Statistical and Econometric Models of Credit Risk
Category: Risk Management in Banking
The usual qualitative assessment of individual risks of borrowers, other than individuals, relies on ratings. However, models of individual risks have existed for a long time. Due to the current emphasis on extensive data on individual borrowers risks, modelling became attractive for assessing risk in a comprehensive and objective manner, and for complying with the New Basel Accord recommendations.
Statistical models link observable attributes of borrowers to actual ratings or to observed default or no default events. The alternative view consists of considering that a drop of the asset value of a firm below the threshold of short-term debt obligations triggers the firms default. This second approach, based on the Merton (1974) model, relies on values derived from equity prices of publicly listed firms. Statistical techniques do not rely on conceptual models, as the Merton model does, but on statistical fits.

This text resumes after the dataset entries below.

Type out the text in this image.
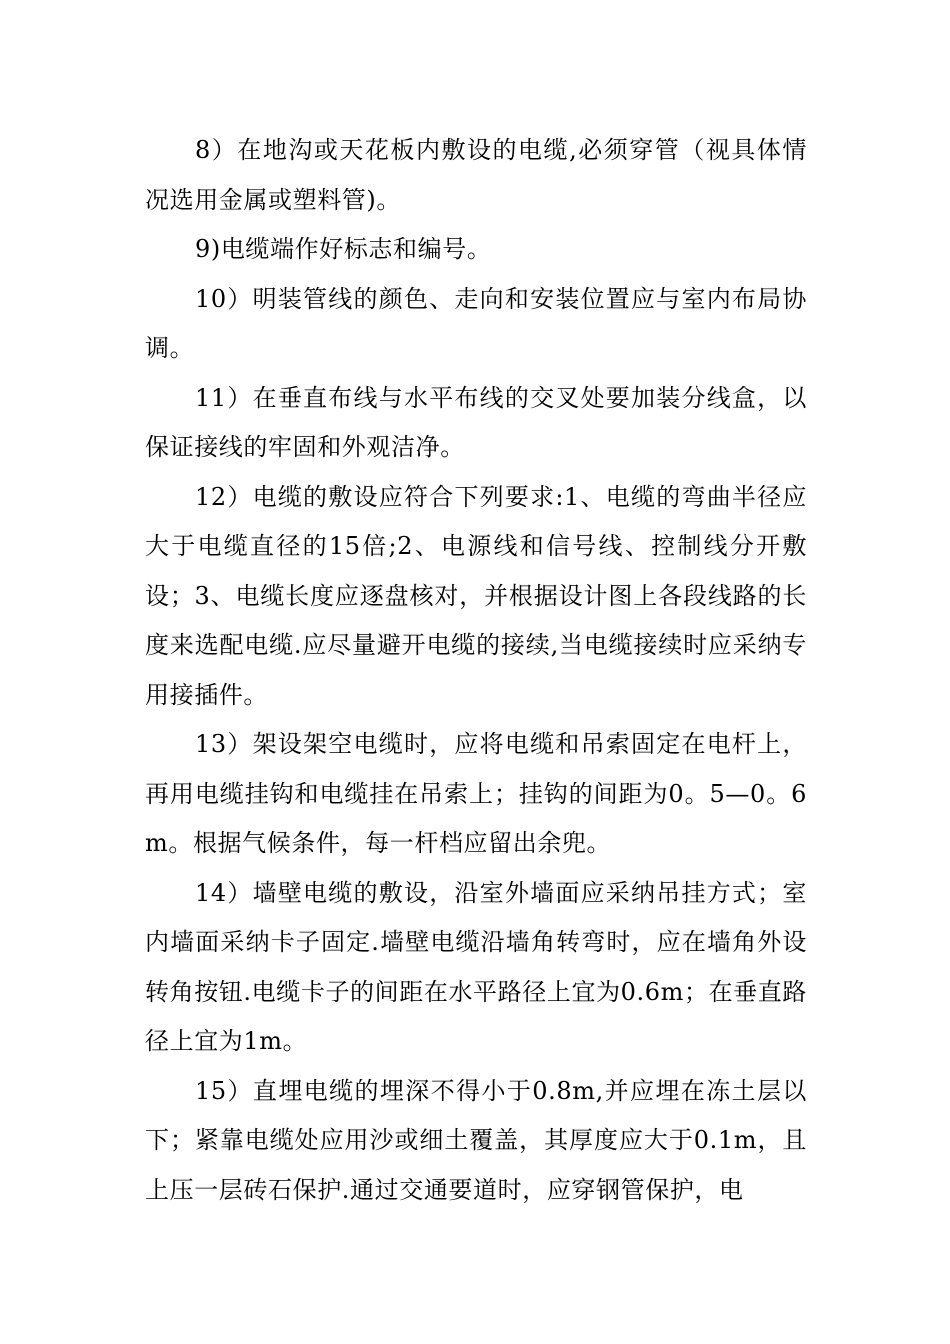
8）在地沟或天花板内敷设的电缆,必须穿管（视具体情况选用金属或塑料管)。

9)电缆端作好标志和编号。

10）明装管线的颜色、走向和安装位置应与室内布局协调。

11）在垂直布线与水平布线的交叉处要加装分线盒，以保证接线的牢固和外观洁净。

12）电缆的敷设应符合下列要求:1、电缆的弯曲半径应大于电缆直径的15倍;2、电源线和信号线、控制线分开敷设；3、电缆长度应逐盘核对，并根据设计图上各段线路的长度来选配电缆.应尽量避开电缆的接续,当电缆接续时应采纳专用接插件。

13）架设架空电缆时，应将电缆和吊索固定在电杆上，再用电缆挂钩和电缆挂在吊索上；挂钩的间距为0。5—0。6m。根据气候条件，每一杆档应留出余兜。

14）墙壁电缆的敷设，沿室外墙面应采纳吊挂方式；室内墙面采纳卡子固定.墙壁电缆沿墙角转弯时，应在墙角外设转角按钮.电缆卡子的间距在水平路径上宜为0.6m；在垂直路径上宜为1m。

15）直埋电缆的埋深不得小于0.8m,并应埋在冻土层以下；紧靠电缆处应用沙或细土覆盖，其厚度应大于0.1m，且上压一层砖石保护.通过交通要道时，应穿钢管保护，电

This chapter addresses the statistical approaches. There are several generations of models of credit risk and default probabilities, starting from the early statistical models linking ratings to financial characteristics of firms, up to elaborate econometric techniques and neural network models. This chapter focuses on statistical techniques. The next chapter focuses on the option modelling of default probability, its conceptual foundations and implementation techniques.
Rating models make ratings (ordinal numbers) a function of observable attributes of borrowers. Default risk models focus on determining the default probability (cardinal numbers) based on similar attributes. The latter use information on default events rather than ratings, which are more judgmental than factual default events. Banks can map modelled ratings to statistical default rates, although this mapping is not equivalent to modelling directly default probabilities.
Credit scoring uses techniques for discriminating between defaulters and non-defaulters. A scoring function provides a score from observable attributes, which is a number. Score ranges map on a one-to-one basis to ratings or default frequencies. Scores use discriminant analysis to separate defaulters from non-defaulters, as the original Altmans zeta score does. Comparing scores to cut-off values separates firms according to risk. Scoring techniques also provide posterior default probabilities, or probabilities of default given the score values. Scoring applies well to individual borrowers in retail banking, because of the large volume of data. It serves when making lending decisions for consumers or mortgage loans to individuals. Scoring also applies to firms, although implementation is more challenging for corporations.
The probit-logit regression models have gained ground for both individual consumers and corporate borrowers. These multivariate techniques use observable attributes and provide similar outputs to those of scoring models, ratings or default probabilities, with a different technique. They apply to default probabilities because defaults are binary events, with probabilities within the 0 to 1 range. The logit-probit technique allows the modelled variable to comply with this specific constraint. This is the methodology of Moodys RiskCalc for modelling default rates.
The econometric techniques allow us to model the default rates of portfolio segments, or subpopulations of firms by risk class, from time series of default rates and economic factors. The Credit Portfolio View (CPV) approach illustrates the potential of the intuitive hint that economic cycles relate to default and migration risks. CPV provides a framework for capturing the cyclical dynamics of credit risk. It uses standard time series models combined with a logit model to obtain default rates by portfolio segment. Time series models predict economic variables, industry and economic indexes, later converted into default rates through the logit model. Ultimately, CPV aims at modelling portfolio risk, as detailed in subsequent chapters. Because of its dual contribution in defining inputs for portfolio models and modelling portfolio risk, CPV belongs to both classes of models: default probability and portfolio models.
Neural network techniques are newcomers for modelling ratings and default probabilities. Empirical observations show non-linear relations between financial attributes of firms and their ratings or default frequencies, such as the relationship between size of firms and credit risk. Moreover, financial attributes strongly correlate, which creates weaknesses in statistical models. Such peculiarities do not affect neural networks. The basic tools for measuring accuracy are misclassification matrices and power curves. Misclassification tables simply compare predicted outcomes with actual ones. Power curves characterize the discriminating power of models (between ratings or default-no default states) by a single number. Both techniques apply to all models.
A common feature of all models is that they necessarily make errors in predicting defaults from historical values of attributes of borrowers. However, their added complexity makes it more difficult to interpret why one borrower is more or less risky than another.
The first section explains the basic intuition behind statistical models of ratings or default probability. The second section explains the principle of scoring. The third section discusses the probit-logit techniques and details the basic equations. The fourth section shows how econometric modelling of defaults and migrations by CPV, which captures the cyclical dynamics of credit risk. The fifth section describes the principles of neural networks. Finally, the last section addresses misclassification matrices and power curves. See Caouette et al. (1998) for a comprehensive overview of the statistical techniques.